Den Weisungsbericht 2021 aus dem Justizministerium nahmen die Abgeordneten mit den Stimmen von ÖVP, Grünen, SPÖ und NEOS zur Kenntnis. Auf Verlangen der SPÖ wird der Bericht auch im Plenum des Nationalrats behandelt werden.
Gesetz zur Förderung von Gewaltambulanzen
Mit dem Initiativantrag zur Förderung von Gewaltambulanzen (4067/A) sollen Universitäten adressiert werden, die über ein gerichtsmedizinisches Institut verfügen, aber auch andere geeignete Betreiber. Diese müssen entweder bereits eine Gewaltambulanz eingerichtet haben, die den Mindestleistungskatalog erfüllt, oder sich verpflichten, eine solche einzurichten und die Pflichten in Zukunft zu erfüllen.

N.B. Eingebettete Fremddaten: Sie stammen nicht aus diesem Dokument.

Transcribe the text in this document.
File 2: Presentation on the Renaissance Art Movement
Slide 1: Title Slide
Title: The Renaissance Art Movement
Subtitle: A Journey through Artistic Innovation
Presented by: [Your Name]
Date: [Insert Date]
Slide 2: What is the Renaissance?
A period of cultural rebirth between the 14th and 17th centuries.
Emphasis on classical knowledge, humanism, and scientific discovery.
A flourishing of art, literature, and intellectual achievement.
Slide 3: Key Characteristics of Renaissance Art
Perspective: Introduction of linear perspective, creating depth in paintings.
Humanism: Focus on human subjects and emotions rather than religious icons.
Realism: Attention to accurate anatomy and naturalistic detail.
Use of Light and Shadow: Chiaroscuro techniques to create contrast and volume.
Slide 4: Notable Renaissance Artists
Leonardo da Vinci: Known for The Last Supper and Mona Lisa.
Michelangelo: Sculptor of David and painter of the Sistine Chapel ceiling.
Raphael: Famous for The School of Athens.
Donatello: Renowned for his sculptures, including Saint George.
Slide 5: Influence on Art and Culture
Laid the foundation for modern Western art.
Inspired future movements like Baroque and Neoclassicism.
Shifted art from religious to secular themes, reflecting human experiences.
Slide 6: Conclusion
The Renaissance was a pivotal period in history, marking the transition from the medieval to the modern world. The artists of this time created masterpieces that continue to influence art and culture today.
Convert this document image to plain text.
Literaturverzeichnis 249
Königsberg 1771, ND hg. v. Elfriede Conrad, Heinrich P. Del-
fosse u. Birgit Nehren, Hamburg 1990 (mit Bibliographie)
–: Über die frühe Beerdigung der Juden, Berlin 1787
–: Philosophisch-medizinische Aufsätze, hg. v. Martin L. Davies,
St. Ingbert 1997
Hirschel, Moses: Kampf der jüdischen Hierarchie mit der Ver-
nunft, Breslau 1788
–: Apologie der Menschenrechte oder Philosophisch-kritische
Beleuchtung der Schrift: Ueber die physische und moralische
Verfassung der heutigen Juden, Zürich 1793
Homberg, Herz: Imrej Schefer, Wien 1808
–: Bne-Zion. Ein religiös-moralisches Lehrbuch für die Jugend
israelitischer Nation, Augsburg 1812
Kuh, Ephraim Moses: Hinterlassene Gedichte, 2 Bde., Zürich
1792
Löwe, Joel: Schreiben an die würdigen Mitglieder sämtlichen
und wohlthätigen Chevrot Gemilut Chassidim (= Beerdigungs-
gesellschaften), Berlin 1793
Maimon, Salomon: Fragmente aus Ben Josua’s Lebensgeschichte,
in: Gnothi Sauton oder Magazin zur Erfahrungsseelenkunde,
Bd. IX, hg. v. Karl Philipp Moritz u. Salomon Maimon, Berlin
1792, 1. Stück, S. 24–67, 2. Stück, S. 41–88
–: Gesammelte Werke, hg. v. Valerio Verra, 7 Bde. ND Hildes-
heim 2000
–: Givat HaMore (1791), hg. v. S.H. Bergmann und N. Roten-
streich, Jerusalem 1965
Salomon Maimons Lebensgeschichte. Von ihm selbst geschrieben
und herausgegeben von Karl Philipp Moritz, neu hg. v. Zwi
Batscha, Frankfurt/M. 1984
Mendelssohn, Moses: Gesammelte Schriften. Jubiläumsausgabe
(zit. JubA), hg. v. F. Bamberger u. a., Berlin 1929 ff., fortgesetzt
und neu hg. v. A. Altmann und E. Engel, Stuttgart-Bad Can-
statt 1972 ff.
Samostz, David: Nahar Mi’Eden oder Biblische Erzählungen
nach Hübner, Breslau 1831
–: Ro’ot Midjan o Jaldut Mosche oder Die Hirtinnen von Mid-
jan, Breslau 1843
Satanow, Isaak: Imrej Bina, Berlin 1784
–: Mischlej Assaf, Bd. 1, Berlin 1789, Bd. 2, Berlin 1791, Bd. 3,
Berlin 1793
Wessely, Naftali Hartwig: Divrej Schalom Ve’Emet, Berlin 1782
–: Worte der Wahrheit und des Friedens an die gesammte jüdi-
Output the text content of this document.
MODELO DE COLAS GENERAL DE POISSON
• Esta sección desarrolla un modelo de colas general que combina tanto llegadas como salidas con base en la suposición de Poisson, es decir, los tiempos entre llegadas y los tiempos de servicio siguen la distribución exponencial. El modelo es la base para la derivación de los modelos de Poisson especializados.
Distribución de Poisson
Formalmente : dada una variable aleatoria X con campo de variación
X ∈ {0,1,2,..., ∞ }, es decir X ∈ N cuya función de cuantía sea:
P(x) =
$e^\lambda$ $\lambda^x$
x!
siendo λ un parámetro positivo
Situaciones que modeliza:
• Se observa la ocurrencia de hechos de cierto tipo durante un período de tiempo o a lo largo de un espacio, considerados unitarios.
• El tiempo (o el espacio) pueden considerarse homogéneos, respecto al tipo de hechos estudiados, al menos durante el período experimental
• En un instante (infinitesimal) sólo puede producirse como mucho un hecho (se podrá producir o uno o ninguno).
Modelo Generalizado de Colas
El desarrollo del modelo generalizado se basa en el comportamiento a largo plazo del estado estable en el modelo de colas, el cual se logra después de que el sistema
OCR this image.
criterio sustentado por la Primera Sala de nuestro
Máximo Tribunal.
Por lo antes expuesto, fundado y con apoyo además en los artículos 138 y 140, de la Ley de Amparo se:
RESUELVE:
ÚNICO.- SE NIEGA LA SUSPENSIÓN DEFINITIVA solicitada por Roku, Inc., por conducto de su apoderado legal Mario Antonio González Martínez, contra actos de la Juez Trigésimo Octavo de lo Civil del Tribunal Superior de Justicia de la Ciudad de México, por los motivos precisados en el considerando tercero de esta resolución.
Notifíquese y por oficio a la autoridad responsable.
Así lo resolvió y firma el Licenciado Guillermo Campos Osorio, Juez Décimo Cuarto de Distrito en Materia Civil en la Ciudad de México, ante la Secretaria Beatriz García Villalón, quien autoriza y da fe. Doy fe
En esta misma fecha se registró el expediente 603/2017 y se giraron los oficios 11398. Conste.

Festgehalten wird im Antrag, dass die Leistungen der Gewaltambulanzen für alle betroffenen Personen kostenlos sein sollen. Außerdem sollen die Leistungen nicht von einer Anzeige oder einem behördlichen Verfahren abhängig gemacht werden. Das Inkrafttreten des Förderungsgesetzes ist für den 1. September 2024 geplant.
Bei den derzeit bestehenden Projekten zur Dokumentation von Verletzungen bei Gewaltopfern handle es sich um Einzellösungen, so die Erläuterungen. Gerade in Strafverfahren wegen Gewalt im sozialen Nahraum sei aber die möglichst frühe und fundierte Objektivierung von Verletzungen ein zentrales Beweisthema. Aussagekräftige gerichtsmedizinische Sachverständigengutachten können demnach die Verurteilungswahrscheinlichkeit merkbar erhöhen. Die geförderten Gewaltambulanzen sollen zur Erkennung von Gewalt und zur Aufklärung gewalttätiger Angriffe beitragen, von Gewalt betroffene Personen unterstützen und auch dem Schutz der von Gewalt betroffenen Personen vor weiteren gewaltsamen Übergriffen und damit der Prävention dienen.
Konkret soll eine Hauptaufgabe der Gewaltambulanzen daher darin bestehen, alle Personen, die von körperlicher Gewalt oder strafbaren Handlungen gegen die sexuelle Integrität und Selbstbestimmung betroffen sind oder sein können, gerichtsmedizinisch zu untersuchen. Dabei sollen Verletzungen und Spuren ausführlich dokumentiert werden, sodass sie in allfälligen Verfahren als Beweismittel verwertbar sind. Personen, die ausschließlich von psychischer Gewalt betroffen sind, sollen über weitergehende Behandlungs- und Beratungsmöglichkeiten informiert werden, auch wenn es keiner gerichtsmedizinischen Tätigkeit bedarf. Die Gewaltambulanzen sollen insgesamt auch als Drehscheibe und Unterstützungsstelle fungieren.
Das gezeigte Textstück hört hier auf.